JEFF WILLIAMS [00:09:38] That’s right. And you started the conversation by saying that security has to transform itself and dev sec ops really to me is that there are a lot of folks that will say dev sec ops is just shifting left. Like taking traditional security tools and dumping them on to development teams. That’s not going to work because those tools, those teams don’t have the expertise to use those legacy tools like static analysis, dynamic scanners and things like that. We need a new breed of tools that’s designed for developers that works the way that they work.
NATALIE TURNER [00:10:11] So you work within application systems that’s what you do. I mean, there must be some cons other than the pros that you’ve spoken about. Can you identify a few things for us?
JEFF WILLIAMS [00:10:20] Cons to security?

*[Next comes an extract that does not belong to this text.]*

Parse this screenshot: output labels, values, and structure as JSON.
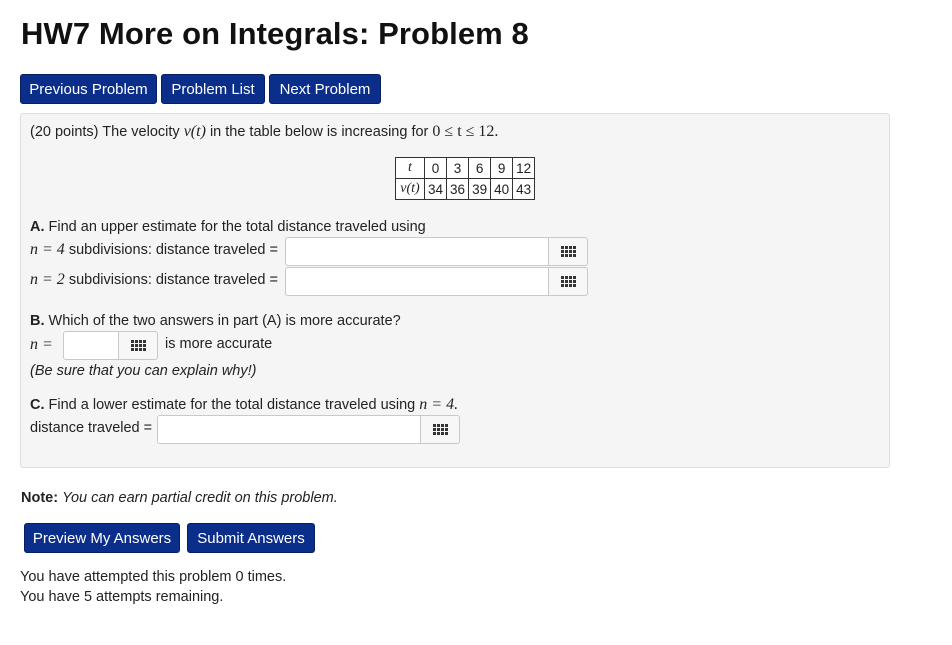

NATALIE TURNER [00:10:21] Yeah.
JEFF WILLIAMS [00:10:27] Well that’s interesting. I think some people might trade off something like speed to market versus security and say, like, if we spend all this time on security, we can’t get to market fast enough. And I actually think that’s well common. I think it’s sort of a false dichotomy. I think security is an enabler that helps companies bring their products to market faster because they have freedom to innovate. If you’ve got security well established, then you can do crazy things like you can put a kiosk in a public square and let people use it. You can have, you know, phone calls across countries and, you know, transactions that happen any time, any place like security allows you to innovate. So well, I think that’s the con that most people might point to. It’s really not real. In my mind, I think security’s net net of awesome investment for a company too. So maybe you’re not going to get me on that one.
NATALIE TURNER [00:11:25] OK. All right. Well look, that’s fantastic. Thank you so much for joining us.
JEFF WILLIAMS [00:11:28] My pleasure, thank you very much.
DAVID SAVAGE [00:11:29] Enjoy your talks.
JEFF WILLIAMS [00:11:30] Thank you.
NATALIE TURNER [00:11:31] Unfortunately that is all we have time for, however don’t go away. We’ll be back after a very short break. See you in a bit.